Wanaloka.com – Dampak perubahan iklim semakin nyata dan bahaya bencana hidrometeorologi kian mengancam keselamatan makhluk hidup di bumi. Di Indonesia, sejak 1 Januari 2025 hingga 15 Oktober 2025, telah terjadi 2.590 kali bencana dengan korban meninggal dunia 360 orang, hilang 37 korban, luka-luka 606 orang, jumlah populasi terdampak 5,2 juta penduduk.
Data Badan Nasional Penanggulangan Bencana (BNPB) menyebutkan, dari 2.590 kali bencana yang terjadi, didominasi bencana hidrometeorologi yakni, banjir 1.287 kali, cuaca ekstrem 539 kali, longsor 188 kali, kekeringan 30 kali, dan gelombang pasang dan abrasi 15 kali terjadi.
Kepala Badan Meteorologi, Klimatologi dan Geofisika (BMKG) Dwikorita Karnawati menegaskan, informasi peringatan dini harus segera diterjemahkan dalam tindakan nyata upaya menyelamatkan korban dan mengurangi kerugian.
Baca juga: Masyarakat Sipil Tolak AZEC, Solusi Palsu Perpanjang Ketergantungan Energi Fosil
Indonesia, kata Dwikorita, berkomitmen untuk memperkuat sistem peringatan dini global dalam menghadapi peningkatan potensi bahaya hidrometeorologi akibat perubahan iklim.

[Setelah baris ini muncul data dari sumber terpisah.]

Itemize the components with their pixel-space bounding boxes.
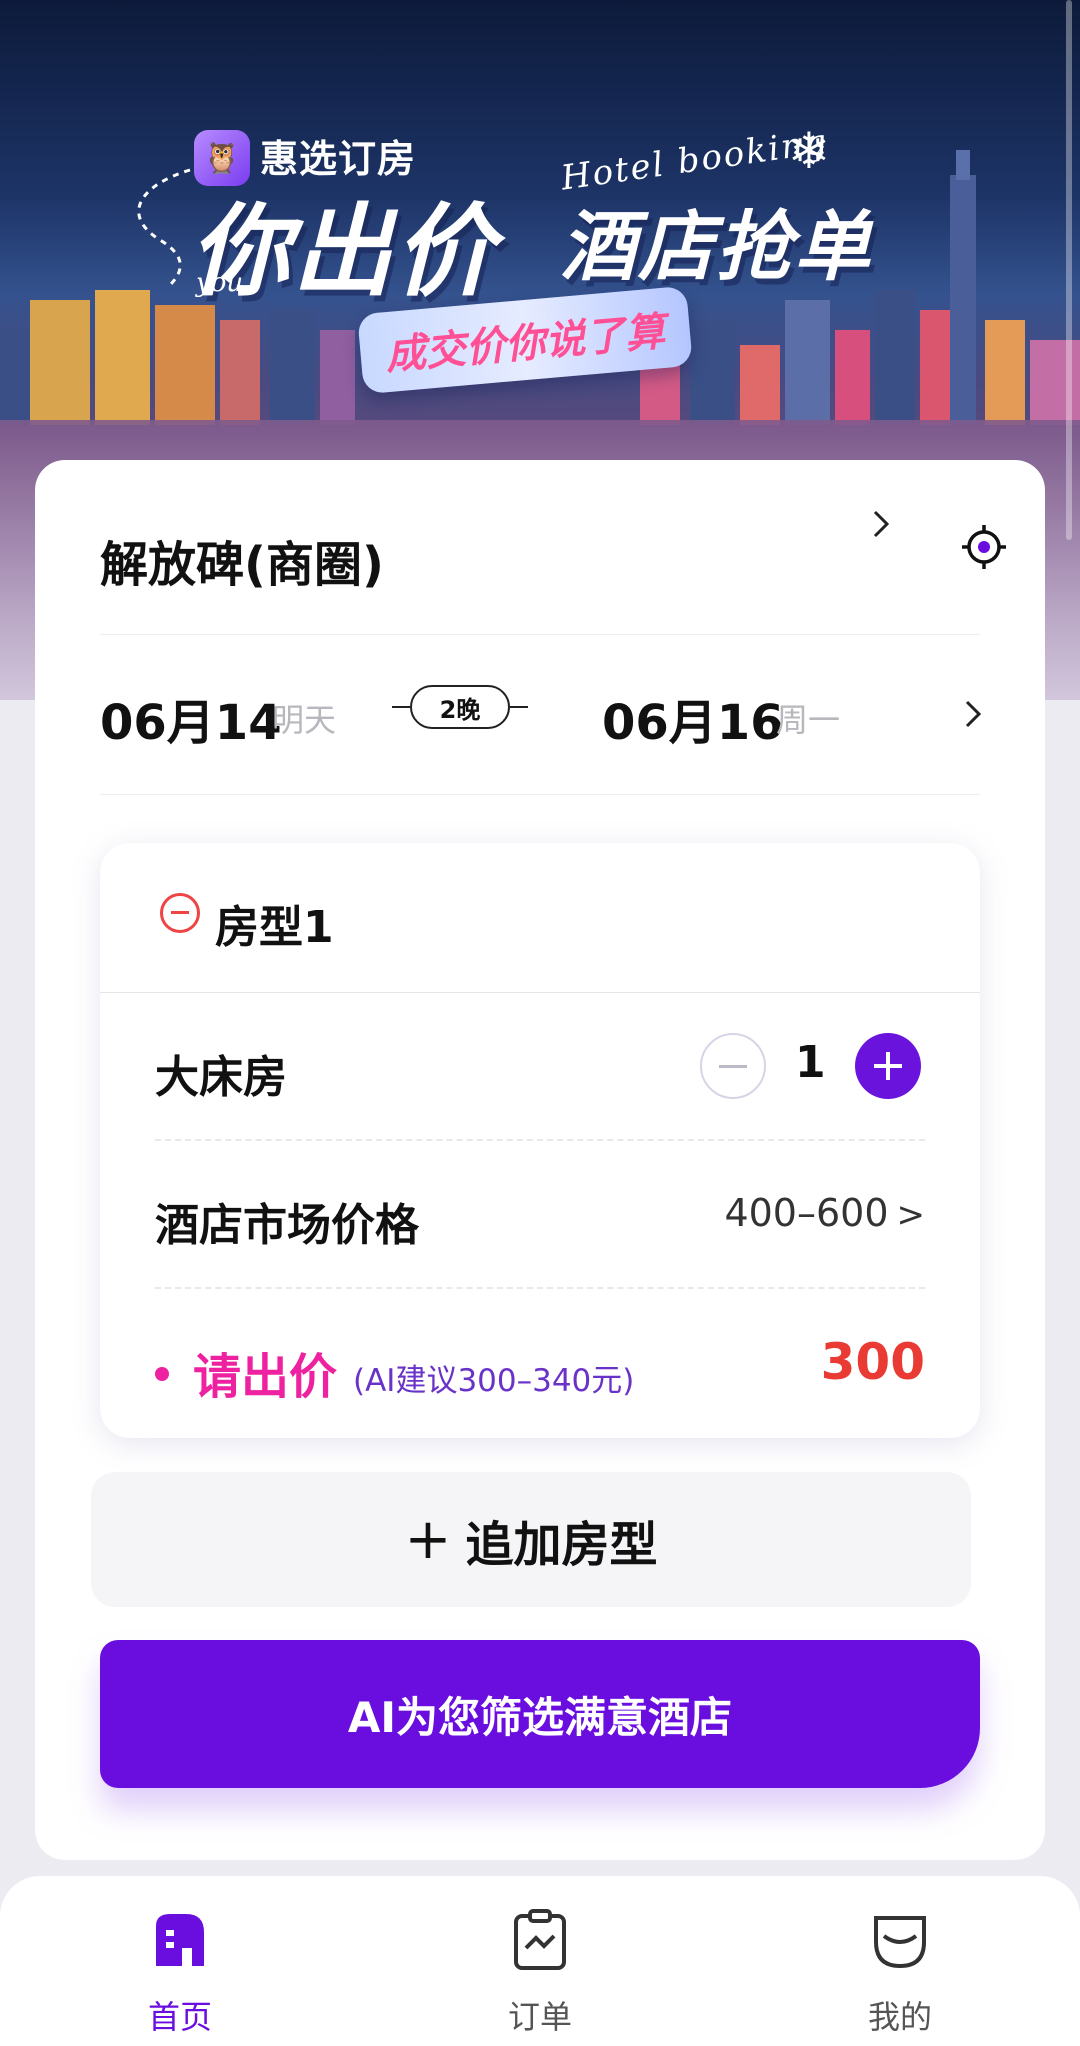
room-panel: 房型1 大床房 1 酒店市场价格 400–600 > 请出价 (AI建议300–3… — [100, 843, 980, 1438]
remove-room-icon[interactable] — [160, 893, 200, 933]
snowflake-icon: ❄ — [788, 122, 830, 180]
ai-filter-button[interactable]: AI为您筛选满意酒店 — [100, 1640, 980, 1788]
bed-type-label: 大床房 — [155, 1052, 287, 1103]
market-price-label: 酒店市场价格 — [155, 1200, 419, 1251]
location-text: 解放碑(商圈) — [100, 537, 384, 593]
market-price-row[interactable]: 酒店市场价格 400–600 > — [155, 1141, 925, 1289]
bid-hint: (AI建议300–340元) — [353, 1363, 635, 1399]
add-room-button[interactable]: + 追加房型 — [91, 1472, 971, 1607]
bed-type-row: 大床房 1 — [155, 993, 925, 1141]
locate-icon[interactable] — [960, 523, 1008, 571]
tab-profile[interactable]: 我的 — [810, 1896, 990, 2036]
bid-label: 请出价 — [193, 1349, 338, 1405]
location-row[interactable]: 解放碑(商圈) — [100, 510, 1006, 635]
headline-right: 酒店抢单 — [560, 202, 872, 291]
you-label: you — [196, 268, 244, 298]
date-row[interactable]: 06月14 明天 2晚 06月16 周一 — [100, 635, 982, 795]
date-chevron-icon — [964, 693, 984, 737]
bid-input[interactable]: 300 — [821, 1333, 925, 1391]
bottom-tab-bar: 首页 订单 我的 — [0, 1876, 1080, 2046]
order-icon — [514, 1909, 566, 1970]
app-page: 🦉 惠选订房 Hotel booking ❄ 你出价 酒店抢单 you 成交价你… — [0, 0, 1080, 2046]
room-quantity: 1 — [795, 1037, 826, 1088]
room-title: 房型1 — [215, 902, 334, 953]
bid-row[interactable]: 请出价 (AI建议300–340元) 300 — [155, 1289, 925, 1437]
required-dot — [155, 1367, 169, 1381]
market-price-range: 400–600 > — [724, 1191, 925, 1235]
checkin-day: 明天 — [272, 701, 337, 739]
location-chevron-icon — [872, 503, 892, 547]
ribbon-text: 成交价你说了算 — [383, 308, 667, 380]
increase-quantity-button[interactable] — [855, 1033, 921, 1099]
home-icon — [156, 1914, 204, 1966]
room-header: 房型1 — [100, 843, 980, 993]
booking-card: 解放碑(商圈) 06月14 明天 2晚 06月16 周一 房型1 大床房 1 酒… — [35, 460, 1045, 1860]
nights-line-right — [510, 706, 528, 708]
nights-badge: 2晚 — [410, 685, 510, 729]
market-price-value: 400–600 — [724, 1191, 889, 1235]
checkout-date: 06月16 — [602, 695, 784, 751]
market-price-arrow: > — [896, 1195, 926, 1235]
plus-icon: + — [404, 1507, 452, 1572]
decrease-quantity-button[interactable] — [700, 1033, 766, 1099]
tab-home[interactable]: 首页 — [90, 1896, 270, 2036]
nights-line-left — [392, 706, 410, 708]
checkin-date: 06月14 — [100, 695, 282, 751]
tab-orders[interactable]: 订单 — [450, 1896, 630, 2036]
tab-orders-label: 订单 — [507, 1998, 572, 2036]
checkout-day: 周一 — [776, 701, 841, 739]
tab-home-label: 首页 — [147, 1998, 212, 2036]
scrollbar[interactable] — [1066, 0, 1072, 540]
add-room-label: 追加房型 — [465, 1516, 658, 1573]
profile-icon — [874, 1916, 926, 1969]
tab-profile-label: 我的 — [867, 1998, 932, 2036]
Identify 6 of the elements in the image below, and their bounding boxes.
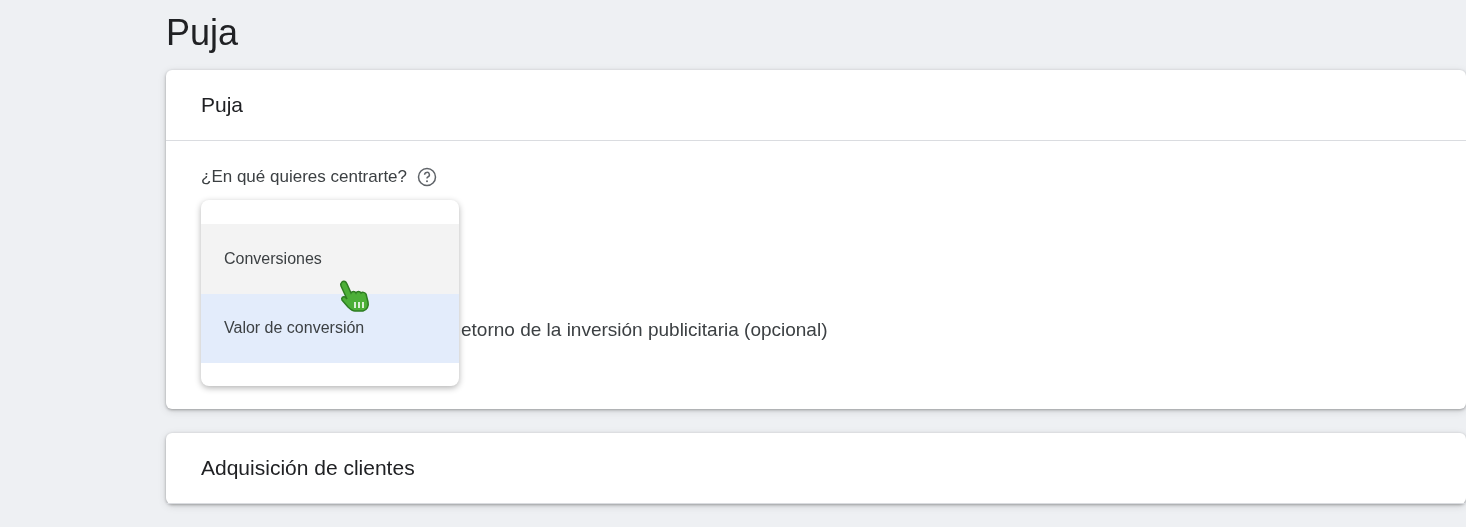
- menu-option[interactable]: Valor de conversión: [201, 293, 459, 363]
- card-title: Puja: [201, 93, 244, 117]
- field-label: ¿En qué quieres centrarte?: [201, 167, 407, 187]
- card-title: Adquisición de clientes: [201, 456, 415, 480]
- checkbox-label: etorno de la inversión publicitaria (opcional): [461, 319, 828, 341]
- page-title: Puja: [166, 14, 239, 52]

Komitmen tersebut disampaikan Kepala BMKG Dwikorita Karnawati, dalam Kongres Luar Biasa Organisasi Meteorologi Dunia (World Meteorological Organization [WMO] Extraordinary Congress/Cg-Ext) yang diselenggarakan di Jenewa, Swiss baru-baru ini.
Kongres ini merupakan forum istimewa yang diadakan di antara sesi reguler empat tahunan WMO untuk merumuskan keputusan strategis dari 193 negara anggota, khususnya terkait percepatan implementasi sistem peringatan dini global (Global Early Warning System) yang lebih tangguh, adaptif, dan inklusif.
Kepala BMKG selaku Permanent Representative Indonesia untuk WMO memimpin langsung delegasi Indonesia yang terdiri dari Deputi Bidang Klimatologi, Direktur Informasi Perubahan Iklim, dan Direktur Meteorologi Publik. Dalam forum tersebut, Dwikorita menegaskan pentingnya memperkuat kerjasama global untuk mempercepat transformasi sistem peringatan dini menjadi mekanisme aksi dini (early action mechanism) yang berorientasi pada perlindungan masyarakat.
“Sistem peringatan dini tidak boleh berhenti hanya pada tahap penyampaian informasi. Informasi tersebut harus segera diterjemahkan menjadi tindakan dini yang menyelamatkan nyawa dan mengurangi potensi kerugian,” tegas Dwikorita.
Baca juga: Yang Bertahan dan Hilang dari Kemandirian Pangan Lokal di Gunungkidul
Sistem peringatan dini yang efektif harus berdiri di atas empat pilar utama inisiatif Early Warnings for All (EW4All), yaitu, pengetahuan risiko, pemantauan dan peringatan teknis, diseminasi informasi yang mudah dipahami, serta kesiapsiagaan untuk bertindak.
Menurut Dwikorita, keempat pilar ini harus berjalan sinergis membentuk satu rantai operasional yang utuh, mulai dari analisis risiko, penyusunan prakiraan berbasis dampak (Impact-Based Forecasting/IBF), hingga koordinasi lintas lembaga untuk memastikan pengambilan keputusan yang cepat di lapangan.